Then it was time to graduate and get a job. I had spent four years working day and night, studying for courses, doing experiments, writing a dissertation, and on the job market as the top student graduating from the department that year. So I was a bit surprised to find that I was interviewing at less prestigious institutions than my fellow graduates, and to realize that half the departments with positions available wouldn’t even consider me. “We had a woman once, but she was a bitch. I wouldn’t look at another one for the job.” “What kind of future do you think you have as a woman in your field?”
I took a post-doctoral position in a good laboratory, postponing the necessity of getting a job for two more years. When I did find a job, it was a glorified post-doctoral position with the title of Assistant Professor. I spent five more years working in the laboratory, basically as a research assistant, and at the end of that time, I was being paid less than the base salary for assistant professors at the institution.
That has changed though. I am now remarried, have two small children, and have been promoted to Associate Professor. During the past decade, I have come to understand and appreciate the importance of support from other women, both in encouraging professional achievement and in allowing me to sustain my professional efforts. My husband, who is also supportive of my career, and my eldest daughter share the housework and cooking tasks with me.
Even with that, though, events sometimes conspire to show that I was wrong after all – that it is not possible to carry on a full-time professional career and be a good mother and wife as well. It’s tough to keep it all together when, for example, one of the children is sick, the plumbing is marginally functional, one of the cars is being repaired, my husband (a musician) is at a rehearsal, and I have to prepare a lecture for the following day. At such times, I might forget that women who don’t work for pay, or who work at different kinds of jobs, also have such compound crises. Indeed, it is the very stuff upon which homemaker-humorists like Erma Bombeck draw for material.

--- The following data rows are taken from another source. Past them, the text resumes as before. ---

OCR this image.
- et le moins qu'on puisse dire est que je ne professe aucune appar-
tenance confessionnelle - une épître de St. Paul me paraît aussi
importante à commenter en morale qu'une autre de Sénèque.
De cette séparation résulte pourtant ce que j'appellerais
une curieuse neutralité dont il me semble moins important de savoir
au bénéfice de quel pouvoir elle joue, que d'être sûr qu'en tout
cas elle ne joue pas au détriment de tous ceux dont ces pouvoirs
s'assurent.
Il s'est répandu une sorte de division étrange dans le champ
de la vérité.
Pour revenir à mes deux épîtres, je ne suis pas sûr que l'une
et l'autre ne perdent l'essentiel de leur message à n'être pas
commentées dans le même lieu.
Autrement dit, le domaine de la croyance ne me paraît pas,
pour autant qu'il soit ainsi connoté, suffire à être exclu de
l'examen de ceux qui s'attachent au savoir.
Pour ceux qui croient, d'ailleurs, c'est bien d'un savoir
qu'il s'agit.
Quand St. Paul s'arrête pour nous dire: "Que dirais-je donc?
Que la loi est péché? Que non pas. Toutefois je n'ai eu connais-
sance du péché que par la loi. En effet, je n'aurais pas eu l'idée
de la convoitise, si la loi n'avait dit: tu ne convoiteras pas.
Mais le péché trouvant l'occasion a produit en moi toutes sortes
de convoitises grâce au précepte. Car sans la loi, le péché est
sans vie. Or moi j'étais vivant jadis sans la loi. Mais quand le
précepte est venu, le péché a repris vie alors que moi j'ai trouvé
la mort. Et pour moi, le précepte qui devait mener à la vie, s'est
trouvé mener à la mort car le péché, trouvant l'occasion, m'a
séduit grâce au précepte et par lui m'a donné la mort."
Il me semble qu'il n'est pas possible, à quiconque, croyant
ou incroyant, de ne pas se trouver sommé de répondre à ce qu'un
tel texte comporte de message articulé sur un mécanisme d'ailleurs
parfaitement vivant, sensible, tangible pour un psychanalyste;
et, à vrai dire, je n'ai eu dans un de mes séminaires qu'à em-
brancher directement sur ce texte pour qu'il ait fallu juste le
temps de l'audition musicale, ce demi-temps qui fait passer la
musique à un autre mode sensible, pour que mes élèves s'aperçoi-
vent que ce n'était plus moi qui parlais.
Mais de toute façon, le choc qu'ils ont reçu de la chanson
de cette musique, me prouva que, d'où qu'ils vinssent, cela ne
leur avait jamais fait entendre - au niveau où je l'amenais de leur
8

Unless we women believe that it is possible to perform in highly responsible positions – while at the same time leading what may be considered a “normal life,” we will not try to have it both ways. Men take it for granted that they have the option of having both career and family. If women don’t see this double option as realistic, they will be understandably reluctant to vie for high-level positions in industry, business, science, education, and public service. And as a consequence, our nation and its institutions will operate with considerably less talent than would otherwise be available.
The fact is that being a woman with a husband and children as well as a good salary and a respected position is simply another way of being a woman.